Entah mengapa, aku merasa dia mempunyai niat tertentu dengan membiarkanku hidup. Aku tidak tahu apakah harus bersyukur atau menyesalinya dibiarkan hidup olehnya...

Seminggu berlalu dan aku diperbolehkan untuk keluar rumah sakit meski para dokter masih ingin menelitiku yang hidup kembali setelah mati. Axel mengajarkan banyak hal padaku tentang kekuatan physic. Aku dapat mengontrol api, memunculkan es, memotong buah dengan angin, mengambil barang tanpa menyentuhnya, dan lain-lainnya.
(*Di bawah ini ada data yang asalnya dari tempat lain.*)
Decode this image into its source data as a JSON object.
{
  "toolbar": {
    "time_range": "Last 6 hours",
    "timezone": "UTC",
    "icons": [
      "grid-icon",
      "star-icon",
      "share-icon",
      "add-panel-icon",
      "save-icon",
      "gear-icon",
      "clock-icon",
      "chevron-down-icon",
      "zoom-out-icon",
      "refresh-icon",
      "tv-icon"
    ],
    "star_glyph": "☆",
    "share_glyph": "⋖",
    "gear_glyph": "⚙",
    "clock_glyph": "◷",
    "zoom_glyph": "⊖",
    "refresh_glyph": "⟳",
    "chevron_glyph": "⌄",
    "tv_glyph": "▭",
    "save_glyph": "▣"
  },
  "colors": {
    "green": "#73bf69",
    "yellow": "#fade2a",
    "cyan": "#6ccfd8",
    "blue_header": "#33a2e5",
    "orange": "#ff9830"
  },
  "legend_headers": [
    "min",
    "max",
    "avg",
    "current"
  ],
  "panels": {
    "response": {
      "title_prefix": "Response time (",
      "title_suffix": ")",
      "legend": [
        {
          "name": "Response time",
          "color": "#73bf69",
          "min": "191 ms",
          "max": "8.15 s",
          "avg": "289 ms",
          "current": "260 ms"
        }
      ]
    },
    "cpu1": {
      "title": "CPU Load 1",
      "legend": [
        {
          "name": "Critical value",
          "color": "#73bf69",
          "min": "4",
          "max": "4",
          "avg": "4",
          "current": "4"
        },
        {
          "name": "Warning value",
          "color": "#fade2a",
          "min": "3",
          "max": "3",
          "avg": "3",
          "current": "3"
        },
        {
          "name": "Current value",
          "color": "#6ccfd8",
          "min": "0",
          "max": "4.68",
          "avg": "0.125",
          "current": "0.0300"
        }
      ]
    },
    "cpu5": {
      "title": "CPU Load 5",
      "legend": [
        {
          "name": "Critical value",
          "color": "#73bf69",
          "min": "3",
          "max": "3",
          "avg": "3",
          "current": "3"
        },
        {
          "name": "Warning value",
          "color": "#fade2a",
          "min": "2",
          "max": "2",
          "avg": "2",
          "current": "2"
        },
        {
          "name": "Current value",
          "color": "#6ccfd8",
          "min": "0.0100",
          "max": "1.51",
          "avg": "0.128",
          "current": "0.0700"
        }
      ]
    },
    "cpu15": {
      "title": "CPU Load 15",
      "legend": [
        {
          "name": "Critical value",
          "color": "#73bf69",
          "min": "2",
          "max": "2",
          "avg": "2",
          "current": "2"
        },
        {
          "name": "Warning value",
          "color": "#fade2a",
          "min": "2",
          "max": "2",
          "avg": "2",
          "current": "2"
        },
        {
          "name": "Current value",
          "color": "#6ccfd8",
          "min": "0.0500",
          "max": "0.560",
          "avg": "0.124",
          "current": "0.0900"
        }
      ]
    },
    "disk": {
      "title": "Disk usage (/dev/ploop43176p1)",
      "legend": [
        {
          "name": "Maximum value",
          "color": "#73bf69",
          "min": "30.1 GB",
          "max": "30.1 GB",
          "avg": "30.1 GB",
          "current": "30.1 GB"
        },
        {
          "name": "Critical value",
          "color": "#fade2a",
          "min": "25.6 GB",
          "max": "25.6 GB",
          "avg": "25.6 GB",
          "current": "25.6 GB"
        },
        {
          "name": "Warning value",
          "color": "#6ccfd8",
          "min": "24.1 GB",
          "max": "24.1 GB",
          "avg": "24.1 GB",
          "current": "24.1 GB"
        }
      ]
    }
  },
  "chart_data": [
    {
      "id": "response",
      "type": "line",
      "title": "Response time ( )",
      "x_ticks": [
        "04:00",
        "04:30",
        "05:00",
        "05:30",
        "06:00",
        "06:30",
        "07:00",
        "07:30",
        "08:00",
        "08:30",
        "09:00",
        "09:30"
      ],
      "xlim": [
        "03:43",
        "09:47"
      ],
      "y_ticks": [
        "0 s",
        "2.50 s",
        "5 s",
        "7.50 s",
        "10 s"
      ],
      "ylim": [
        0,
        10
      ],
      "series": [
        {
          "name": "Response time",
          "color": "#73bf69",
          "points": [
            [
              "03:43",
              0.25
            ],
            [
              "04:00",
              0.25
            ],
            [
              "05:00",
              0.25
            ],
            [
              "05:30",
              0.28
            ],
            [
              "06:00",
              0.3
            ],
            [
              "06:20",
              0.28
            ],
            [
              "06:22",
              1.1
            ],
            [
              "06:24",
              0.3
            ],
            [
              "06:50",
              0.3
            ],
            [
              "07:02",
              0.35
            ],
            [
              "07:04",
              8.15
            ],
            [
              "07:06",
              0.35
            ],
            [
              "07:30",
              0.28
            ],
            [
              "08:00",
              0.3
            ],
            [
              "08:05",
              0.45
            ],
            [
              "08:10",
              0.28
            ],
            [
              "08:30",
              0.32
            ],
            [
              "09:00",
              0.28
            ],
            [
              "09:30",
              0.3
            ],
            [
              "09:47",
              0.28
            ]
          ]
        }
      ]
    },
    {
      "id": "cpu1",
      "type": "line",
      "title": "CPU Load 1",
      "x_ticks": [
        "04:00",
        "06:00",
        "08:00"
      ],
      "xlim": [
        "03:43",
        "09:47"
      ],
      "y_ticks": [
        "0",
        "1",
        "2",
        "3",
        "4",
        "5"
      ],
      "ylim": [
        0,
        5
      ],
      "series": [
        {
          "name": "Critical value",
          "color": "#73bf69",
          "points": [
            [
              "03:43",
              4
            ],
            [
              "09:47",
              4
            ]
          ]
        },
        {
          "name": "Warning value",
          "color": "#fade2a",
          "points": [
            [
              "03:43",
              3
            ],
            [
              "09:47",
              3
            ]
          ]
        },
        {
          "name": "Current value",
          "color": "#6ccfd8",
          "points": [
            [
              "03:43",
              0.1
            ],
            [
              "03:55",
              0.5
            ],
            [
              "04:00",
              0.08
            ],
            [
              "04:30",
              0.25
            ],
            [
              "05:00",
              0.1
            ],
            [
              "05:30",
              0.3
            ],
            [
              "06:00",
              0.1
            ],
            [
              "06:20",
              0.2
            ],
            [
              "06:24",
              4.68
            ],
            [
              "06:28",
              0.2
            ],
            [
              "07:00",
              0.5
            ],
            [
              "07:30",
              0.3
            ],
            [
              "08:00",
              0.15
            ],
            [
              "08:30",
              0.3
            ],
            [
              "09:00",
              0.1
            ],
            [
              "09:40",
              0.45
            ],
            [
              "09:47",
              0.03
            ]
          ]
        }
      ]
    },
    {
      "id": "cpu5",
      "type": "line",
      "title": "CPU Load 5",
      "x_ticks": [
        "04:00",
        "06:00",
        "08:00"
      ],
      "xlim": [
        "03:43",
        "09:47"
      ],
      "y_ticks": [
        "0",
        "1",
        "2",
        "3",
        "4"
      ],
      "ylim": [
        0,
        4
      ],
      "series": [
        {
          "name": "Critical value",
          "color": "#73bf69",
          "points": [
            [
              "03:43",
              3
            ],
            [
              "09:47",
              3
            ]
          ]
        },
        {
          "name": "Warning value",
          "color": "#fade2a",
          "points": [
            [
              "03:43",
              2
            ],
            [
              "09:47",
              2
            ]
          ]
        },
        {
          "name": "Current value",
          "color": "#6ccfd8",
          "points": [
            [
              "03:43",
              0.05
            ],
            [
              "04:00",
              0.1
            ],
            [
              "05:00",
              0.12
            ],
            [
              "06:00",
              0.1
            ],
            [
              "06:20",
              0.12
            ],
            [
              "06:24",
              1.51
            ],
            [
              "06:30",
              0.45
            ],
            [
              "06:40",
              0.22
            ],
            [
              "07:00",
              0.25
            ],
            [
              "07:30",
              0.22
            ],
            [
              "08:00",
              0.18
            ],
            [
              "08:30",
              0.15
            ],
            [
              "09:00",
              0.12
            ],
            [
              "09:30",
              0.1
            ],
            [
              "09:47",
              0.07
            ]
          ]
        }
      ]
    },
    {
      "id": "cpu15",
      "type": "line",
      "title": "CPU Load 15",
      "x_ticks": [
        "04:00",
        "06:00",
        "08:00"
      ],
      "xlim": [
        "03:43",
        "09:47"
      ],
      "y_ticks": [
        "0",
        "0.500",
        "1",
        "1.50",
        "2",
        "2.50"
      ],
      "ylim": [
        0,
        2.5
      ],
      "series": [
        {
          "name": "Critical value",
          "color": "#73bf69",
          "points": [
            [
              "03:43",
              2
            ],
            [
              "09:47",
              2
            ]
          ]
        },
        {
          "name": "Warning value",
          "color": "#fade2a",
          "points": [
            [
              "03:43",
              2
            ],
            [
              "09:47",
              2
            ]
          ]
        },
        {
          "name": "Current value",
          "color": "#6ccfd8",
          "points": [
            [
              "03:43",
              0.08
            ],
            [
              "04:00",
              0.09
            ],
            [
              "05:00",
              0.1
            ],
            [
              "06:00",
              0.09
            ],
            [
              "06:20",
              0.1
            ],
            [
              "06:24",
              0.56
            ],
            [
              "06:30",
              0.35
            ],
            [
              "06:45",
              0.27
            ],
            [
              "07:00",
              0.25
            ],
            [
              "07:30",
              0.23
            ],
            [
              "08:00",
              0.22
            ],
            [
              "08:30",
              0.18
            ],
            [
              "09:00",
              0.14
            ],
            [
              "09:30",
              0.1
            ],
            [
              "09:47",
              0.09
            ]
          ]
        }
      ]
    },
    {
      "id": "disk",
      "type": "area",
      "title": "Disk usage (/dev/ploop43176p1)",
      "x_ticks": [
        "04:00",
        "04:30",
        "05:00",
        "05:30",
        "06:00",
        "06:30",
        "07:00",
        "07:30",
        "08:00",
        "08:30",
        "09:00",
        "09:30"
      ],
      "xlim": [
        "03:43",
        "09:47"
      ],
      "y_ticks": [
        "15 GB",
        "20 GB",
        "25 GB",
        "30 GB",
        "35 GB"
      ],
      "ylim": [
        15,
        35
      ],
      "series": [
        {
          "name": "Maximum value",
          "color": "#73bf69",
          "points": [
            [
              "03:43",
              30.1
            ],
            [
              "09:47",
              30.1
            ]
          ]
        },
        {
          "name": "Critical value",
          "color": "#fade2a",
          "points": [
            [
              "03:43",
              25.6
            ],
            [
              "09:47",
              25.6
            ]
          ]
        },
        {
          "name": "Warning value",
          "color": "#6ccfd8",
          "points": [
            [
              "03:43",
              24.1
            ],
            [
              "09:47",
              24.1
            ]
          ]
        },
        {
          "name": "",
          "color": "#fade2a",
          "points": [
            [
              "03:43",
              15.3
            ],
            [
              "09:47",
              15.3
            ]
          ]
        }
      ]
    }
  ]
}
Selama seminggu ini, beberapa kali aku diserang oleh jiwa-jiwa yang menghuni rumah sakit ini, Axel lebih banyak menolongku karena kemampuanku masih belum kukuasai secara sempurna.

Untuk sementara ini, aku belum bertemu reaper lain selain Axel dan Axel tidak pernah meninggalkanku sedetik pun dari sisiku.
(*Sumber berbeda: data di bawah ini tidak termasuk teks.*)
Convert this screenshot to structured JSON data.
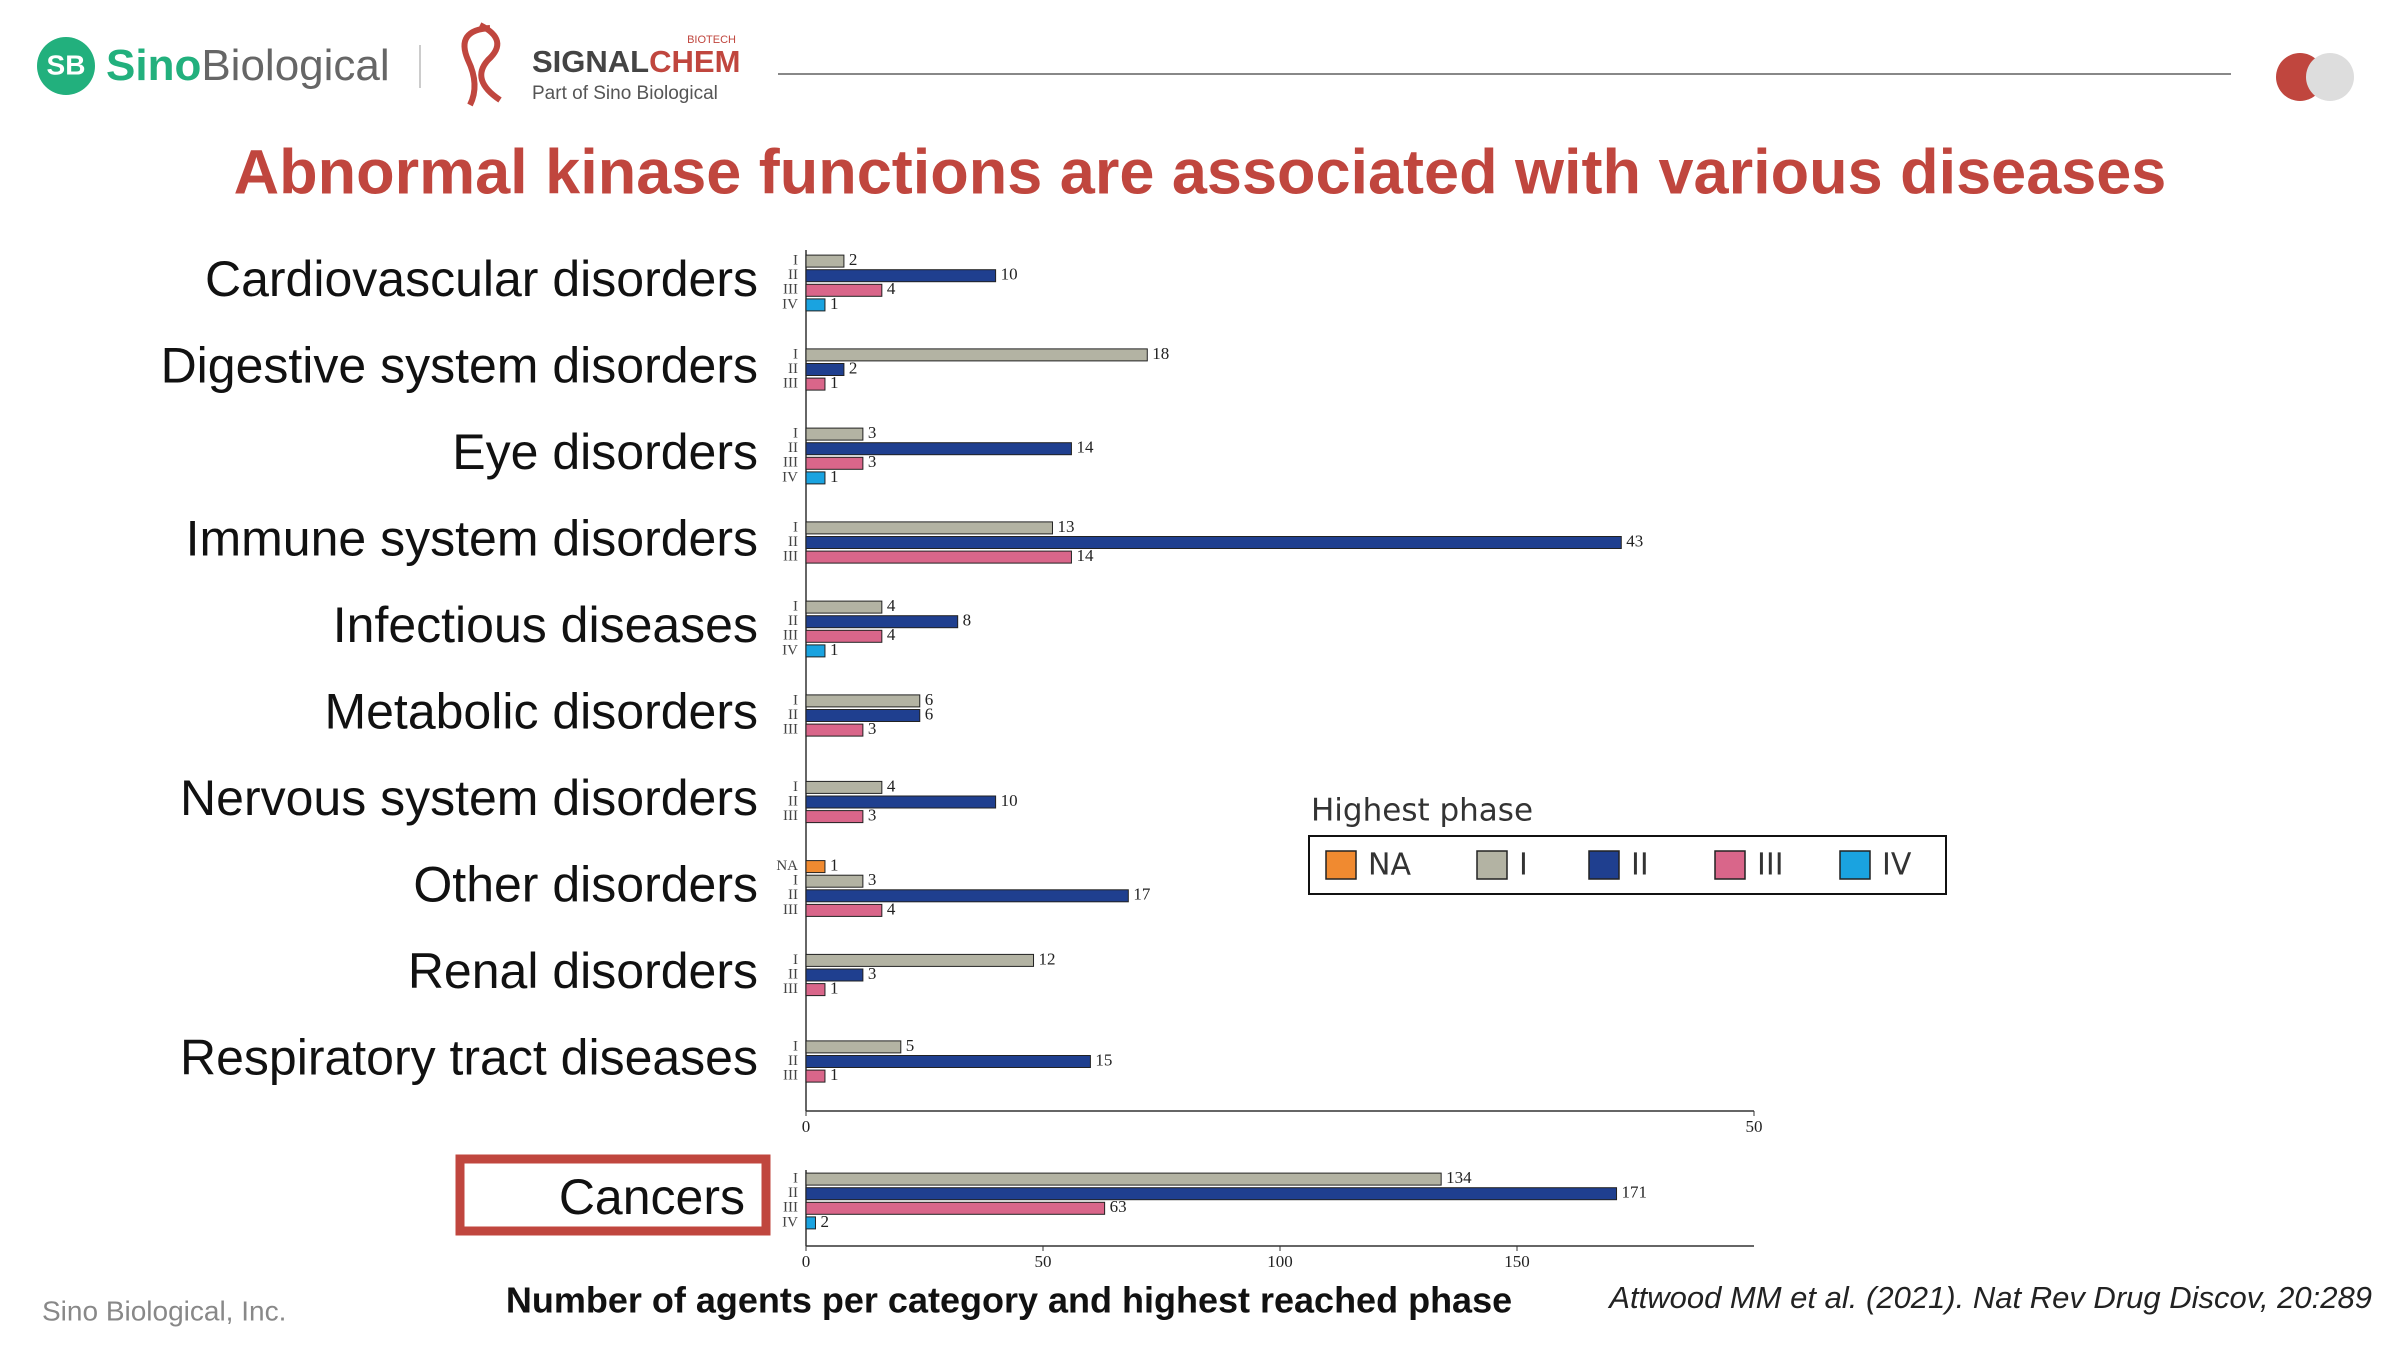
{
  "header": {
    "logo_mark": "SB",
    "brand_first": "Sino",
    "brand_second": "Biological",
    "partner_first": "SIGNAL",
    "partner_second": "CHEM",
    "partner_tag": "BIOTECH",
    "partner_sub": "Part of Sino Biological"
  },
  "title": "Abnormal kinase functions are associated with various diseases",
  "caption": "Number of agents per category and highest reached phase",
  "citation": "Attwood MM et al. (2021). Nat Rev Drug Discov, 20:289",
  "footer": "Sino Biological, Inc.",
  "chart_data": [
    {
      "type": "bar",
      "orientation": "horizontal",
      "legend_title": "Highest phase",
      "categories": [
        "Cardiovascular disorders",
        "Digestive system disorders",
        "Eye disorders",
        "Immune system disorders",
        "Infectious diseases",
        "Metabolic disorders",
        "Nervous system disorders",
        "Other disorders",
        "Renal disorders",
        "Respiratory tract diseases"
      ],
      "series": [
        {
          "name": "NA",
          "color": "#f08a30",
          "values": [
            null,
            null,
            null,
            null,
            null,
            null,
            null,
            1,
            null,
            null
          ]
        },
        {
          "name": "I",
          "color": "#b3b3a3",
          "values": [
            2,
            18,
            3,
            13,
            4,
            6,
            4,
            3,
            12,
            5
          ]
        },
        {
          "name": "II",
          "color": "#1f3f8f",
          "values": [
            10,
            2,
            14,
            43,
            8,
            6,
            10,
            17,
            3,
            15
          ]
        },
        {
          "name": "III",
          "color": "#d9668a",
          "values": [
            4,
            1,
            3,
            14,
            4,
            3,
            3,
            4,
            1,
            1
          ]
        },
        {
          "name": "IV",
          "color": "#1aa3e0",
          "values": [
            1,
            null,
            1,
            null,
            1,
            null,
            null,
            null,
            null,
            null
          ]
        }
      ],
      "xlim": [
        0,
        50
      ],
      "xticks": [
        0,
        50
      ]
    },
    {
      "type": "bar",
      "orientation": "horizontal",
      "categories": [
        "Cancers"
      ],
      "series": [
        {
          "name": "I",
          "color": "#b3b3a3",
          "values": [
            134
          ]
        },
        {
          "name": "II",
          "color": "#1f3f8f",
          "values": [
            171
          ]
        },
        {
          "name": "III",
          "color": "#d9668a",
          "values": [
            63
          ]
        },
        {
          "name": "IV",
          "color": "#1aa3e0",
          "values": [
            2
          ]
        }
      ],
      "xlim": [
        0,
        200
      ],
      "xticks": [
        0,
        50,
        100,
        150
      ]
    }
  ]
}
"Hey Axel, kau menginginkan sesuatu dariku?" Tanyaku ketika memasuki kamarku yang tidak berubah sedikit pun setelah aku masuk rumah sakit beberapa hari yang lalu.
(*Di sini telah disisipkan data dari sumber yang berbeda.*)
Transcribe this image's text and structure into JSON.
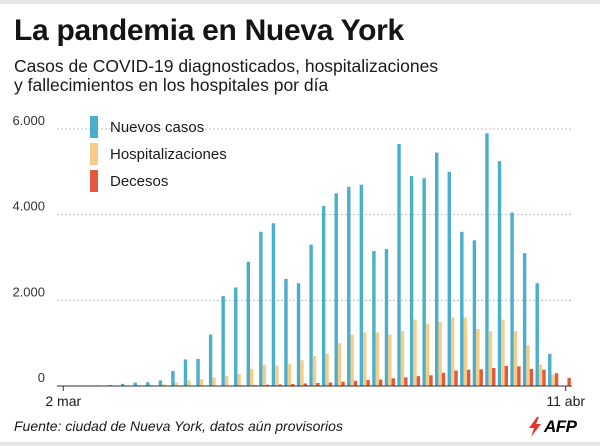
{
  "title": "La pandemia en Nueva York",
  "subtitle_line1": "Casos de COVID-19 diagnosticados, hospitalizaciones",
  "subtitle_line2": "y fallecimientos en los hospitales por día",
  "source": "Fuente: ciudad de Nueva York, datos aún provisorios",
  "logo_text": "AFP",
  "colors": {
    "cases": "#4aaecd",
    "hospitalizations": "#f5cd86",
    "deaths": "#e05a3f",
    "grid": "#bfbfbf",
    "logo_bolt": "#e3342f"
  },
  "chart_data": {
    "type": "bar",
    "title": "La pandemia en Nueva York",
    "xlabel": "",
    "ylabel": "",
    "ylim": [
      0,
      6000
    ],
    "y_ticks": [
      {
        "value": 0,
        "label": "0"
      },
      {
        "value": 2000,
        "label": "2.000"
      },
      {
        "value": 4000,
        "label": "4.000"
      },
      {
        "value": 6000,
        "label": "6.000"
      }
    ],
    "x_labels": [
      {
        "index": 0,
        "label": "2 mar"
      },
      {
        "index": 40,
        "label": "11 abr"
      }
    ],
    "legend": [
      "Nuevos casos",
      "Hospitalizaciones",
      "Decesos"
    ],
    "categories": [
      "2 mar",
      "3 mar",
      "4 mar",
      "5 mar",
      "6 mar",
      "7 mar",
      "8 mar",
      "9 mar",
      "10 mar",
      "11 mar",
      "12 mar",
      "13 mar",
      "14 mar",
      "15 mar",
      "16 mar",
      "17 mar",
      "18 mar",
      "19 mar",
      "20 mar",
      "21 mar",
      "22 mar",
      "23 mar",
      "24 mar",
      "25 mar",
      "26 mar",
      "27 mar",
      "28 mar",
      "29 mar",
      "30 mar",
      "31 mar",
      "1 abr",
      "2 abr",
      "3 abr",
      "4 abr",
      "5 abr",
      "6 abr",
      "7 abr",
      "8 abr",
      "9 abr",
      "10 abr",
      "11 abr"
    ],
    "series": [
      {
        "name": "Nuevos casos",
        "values": [
          2,
          5,
          10,
          15,
          25,
          50,
          80,
          90,
          130,
          350,
          620,
          630,
          1200,
          2100,
          2300,
          2900,
          3600,
          3800,
          2500,
          2400,
          3300,
          4200,
          4500,
          4650,
          4700,
          3150,
          3200,
          5650,
          4900,
          4850,
          5450,
          5000,
          3600,
          3400,
          5900,
          5250,
          4050,
          3100,
          2400,
          750,
          0
        ]
      },
      {
        "name": "Hospitalizaciones",
        "values": [
          0,
          2,
          4,
          6,
          10,
          12,
          20,
          30,
          40,
          80,
          130,
          160,
          200,
          240,
          280,
          400,
          500,
          480,
          520,
          600,
          700,
          760,
          1000,
          1200,
          1250,
          1250,
          1200,
          1280,
          1550,
          1450,
          1500,
          1600,
          1600,
          1330,
          1280,
          1550,
          1280,
          950,
          500,
          260,
          0
        ]
      },
      {
        "name": "Decesos",
        "values": [
          0,
          0,
          0,
          0,
          0,
          0,
          0,
          2,
          3,
          5,
          5,
          8,
          10,
          10,
          15,
          20,
          30,
          35,
          45,
          60,
          70,
          80,
          100,
          120,
          140,
          150,
          180,
          200,
          230,
          250,
          310,
          360,
          380,
          390,
          420,
          470,
          460,
          400,
          380,
          300,
          190
        ]
      }
    ]
  }
}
"Nothing," jawabnya dengan senyum sinis.

"Bohong," kataku tidak percaya, aku yakin dia menyembunyikan sesuatu dariku. Tidak mungkin dia menolongku yang orang asing baginya tanpa mengharapkan sesuatu dariku…

Keesokkan harinya, aku kembali ke sekolah seperti normalnya...

"Hah…" Aku menghela napas saat berjalan menuju sekolah sambil menunduk. "Wah!" Teriakku kaget dan kesakitan saat aku tiba-tiba diserang oleh sebuah jiwa gentayangan saat berjalan.

"Now, Sora, sekarang cobalah kekuatanmu pada jiwa itu," kata Axel yang berada di sampingku seperti biasanya.

"Tapi banyak orang yang melihatku," kataku sambil menatap kesekelilingku.

"Maka kau akan mati dibunuhnya jika tidak melawan," kata Axel memperingatiku.

Dia benar, tapi aku tidak bisa menyerang jiwa yang tidak terlihat oleh orang normal di sini. Maka aku memutuskan untuk lari dan jiwa itu mengejarku...

"Kau tidak akan bisa lari darinya," kata Axel memberitahu.

"Aku bukan lari darinya, hanya memancingnya ke tempat yang tidak terdapat satu pun orang!" Jelasku sambil berlari.

Aku berbelok ke sebuah gedung kosong dan... Astaga! Begitu banyak jiwa gentayangan disini!

"Jackpot," kata Axel sambil bersiul.

Jiwa yang tadi mengejarku langsung menyerangku begitu aku berhenti berlari karena melihat begitu banyak jiwa gentayangan di depanku. Okay, first battleku dengan jiwa-jiwa gentayangan, aku lebih banyak berlari sambil menghindari kobaran api, semburan es, sayatan angin yang tertuju padaku. Untungnya mereka tidak dapat mengontrol tubuhku dengan kekuatan physic mereka. Sepertinya perlawananku akan kekuatan physic mereka cukup baik, meski aku tetap mempunyai masalah dengan serangan mereka yang datang bertubi-tubi.

"Oh yeah, aku lupa memberitahukanmu satu hal," kata Axel sambil menghindari serangan yang tertuju padanya juga.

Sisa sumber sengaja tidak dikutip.